The bizarre phenomenon in which the performance in the test set is better than that in the training set, may be due to the lack of power of the model, compared to the added regularization. So I doubled again the number of nodes of Dense Layer 1 (64 to 128) and 2 (32 to 64), and decreased the dropout rate from 0.3 to 0.2.
This model was also trained for 100 epochs. The 67th epoch showed the best performance (Figure 7). At this epoch, the losses were as in Table 4.
The bizarre phenomenon in which the performance in the test set is better than that in the training set, still appears. The good news is that the error has decreased to 11.4 years.

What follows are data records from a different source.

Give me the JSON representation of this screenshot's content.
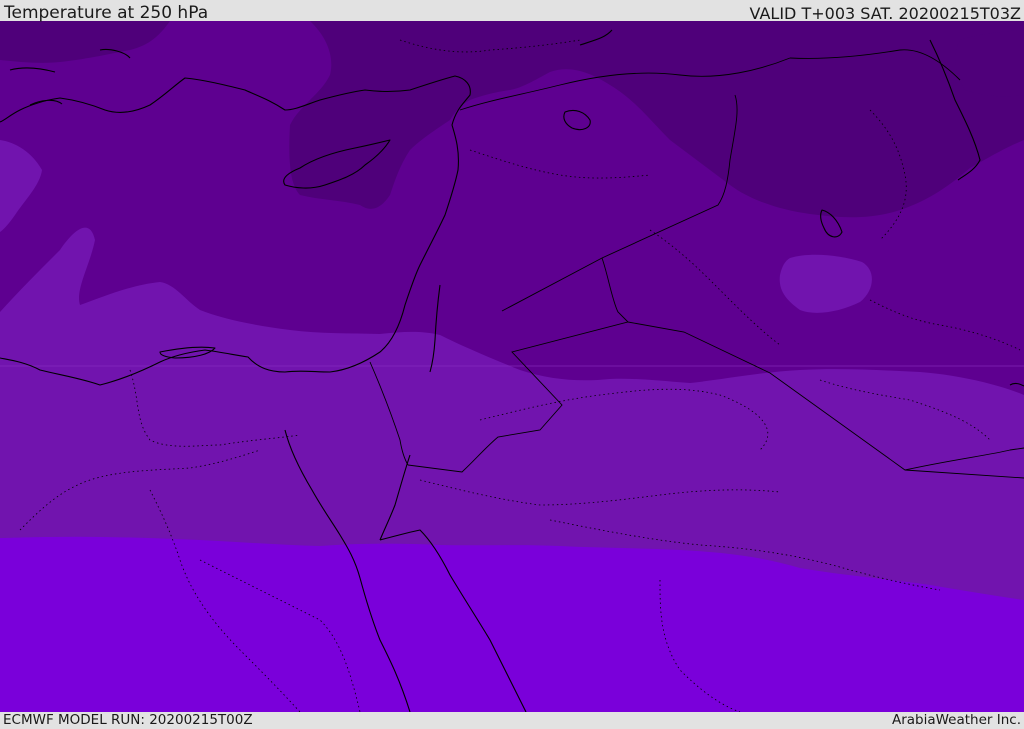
{
  "header": {
    "title": "Temperature at 250 hPa",
    "valid_time": "VALID T+003 SAT. 20200215T03Z"
  },
  "footer": {
    "model_run": "ECMWF MODEL RUN: 20200215T00Z",
    "credit": "ArabiaWeather Inc."
  },
  "map": {
    "colors": {
      "band_darkest": "#4f007a",
      "band_dark": "#5e0090",
      "band_mid": "#7114ae",
      "band_bright": "#7a00da",
      "coast": "#000000"
    }
  }
}
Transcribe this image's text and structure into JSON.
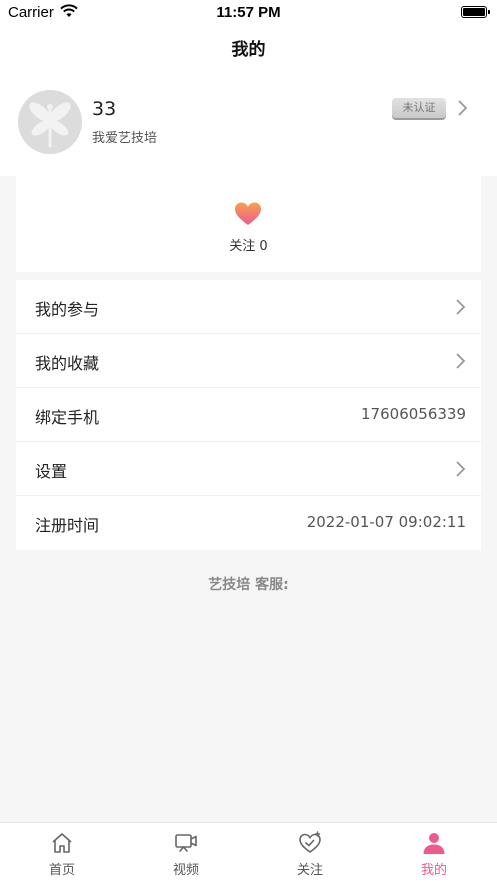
{
  "status_bar": {
    "carrier": "Carrier",
    "time": "11:57 PM"
  },
  "page_title": "我的",
  "profile": {
    "name": "33",
    "subtitle": "我爱艺技培",
    "badge": "未认证"
  },
  "follow": {
    "label": "关注 0"
  },
  "menu": [
    {
      "label": "我的参与",
      "value": ""
    },
    {
      "label": "我的收藏",
      "value": ""
    },
    {
      "label": "绑定手机",
      "value": "17606056339"
    },
    {
      "label": "设置",
      "value": ""
    },
    {
      "label": "注册时间",
      "value": "2022-01-07 09:02:11"
    }
  ],
  "service_text": "艺技培 客服:",
  "tabs": [
    {
      "label": "首页",
      "icon": "home-icon"
    },
    {
      "label": "视频",
      "icon": "video-icon"
    },
    {
      "label": "关注",
      "icon": "heart-follow-icon"
    },
    {
      "label": "我的",
      "icon": "person-icon",
      "active": true
    }
  ],
  "colors": {
    "accent": "#ee5a8a",
    "heart_top": "#f7a14e",
    "heart_bottom": "#ec5a93",
    "background": "#f6f6f6"
  }
}
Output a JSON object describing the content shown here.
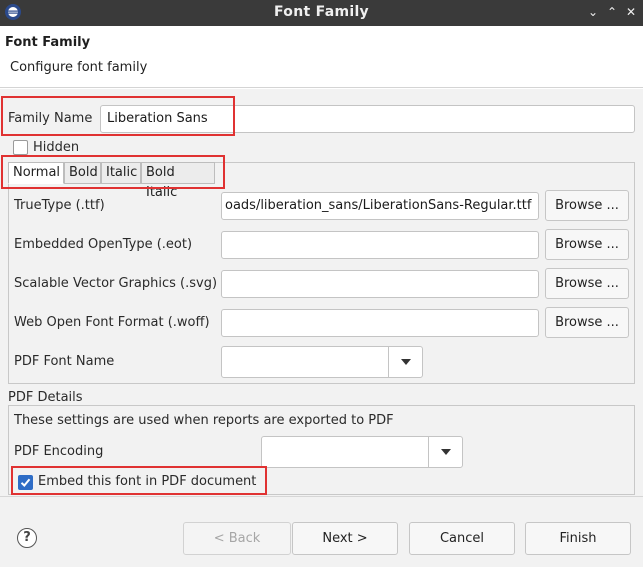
{
  "window": {
    "title": "Font Family",
    "minimize_glyph": "⌄",
    "maximize_glyph": "⌃",
    "close_glyph": "✕"
  },
  "header": {
    "title": "Font Family",
    "subtitle": "Configure font family"
  },
  "family": {
    "label": "Family Name",
    "value": "Liberation Sans",
    "hidden_label": "Hidden",
    "hidden_checked": false
  },
  "tabs": [
    {
      "label": "Normal",
      "active": true
    },
    {
      "label": "Bold",
      "active": false
    },
    {
      "label": "Italic",
      "active": false
    },
    {
      "label": "Bold Italic",
      "active": false
    }
  ],
  "font_files": {
    "truetype_label": "TrueType (.ttf)",
    "truetype_value": "oads/liberation_sans/LiberationSans-Regular.ttf",
    "eot_label": "Embedded OpenType (.eot)",
    "eot_value": "",
    "svg_label": "Scalable Vector Graphics (.svg)",
    "svg_value": "",
    "woff_label": "Web Open Font Format (.woff)",
    "woff_value": "",
    "browse_label": "Browse ...",
    "pdf_font_name_label": "PDF Font Name",
    "pdf_font_name_value": ""
  },
  "pdf_details": {
    "group_label": "PDF Details",
    "description": "These settings are used when reports are exported to PDF",
    "encoding_label": "PDF Encoding",
    "encoding_value": "",
    "embed_label": "Embed this font in PDF document",
    "embed_checked": true
  },
  "footer": {
    "help_glyph": "?",
    "back_label": "< Back",
    "next_label": "Next >",
    "cancel_label": "Cancel",
    "finish_label": "Finish"
  },
  "colors": {
    "titlebar": "#3a3a3a",
    "highlight": "#e03232",
    "checkbox_checked": "#2f6dc6"
  }
}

In the above experiment, each single character was considered as a basic unit. Of course, whether a particular single character appears in a sample can be a good indicator of the date of the sample, but in addition, whether a particular sequence of two consecutive characters appears in a sample can also be a good clue. For example, the sequence of 아 and 비 can be considered as an evidence that umlaut has not yet occurred in this sample, whereas the sequence of 애 and 비 can be an (although not perfect) indicator of umlaut.
Therefore, I experimented with bigrams. The library Keras provides the option ‘ngrams=2’ when generating the object of the class TextVectorization. As we should consider bigrams as well as unigrams, I increased the number of token types from 10,000 to 20,000. The architecture of the model is the same as the previous one. In Dense Layer 1, the dimensionality of each sample is reduced from 20,000 to 128, which is further reduced to 64 and to 1 in Dense Layer 2 and 3 respectively. I added the three kinds of regularization to Dense Layer 1 and 2.
This model was also trained for 100 epochs. The 83th epoch showed the best performance (Figure 8). At this epoch, the losses were as in Table 5.
The bizarre phenomenon in which the performance in the test set is better than that in the training set, still appears. The good news is that the error has decreased to 8.54 years.
In the area of computer vision, CNN (convolutional neural network) models have been popular. In order to extract local patterns from 2-dimensional image, CNN uses a small 2-D window. As a text is a 1-dimensional sequence, 1-D window is used in CNN models for textual data.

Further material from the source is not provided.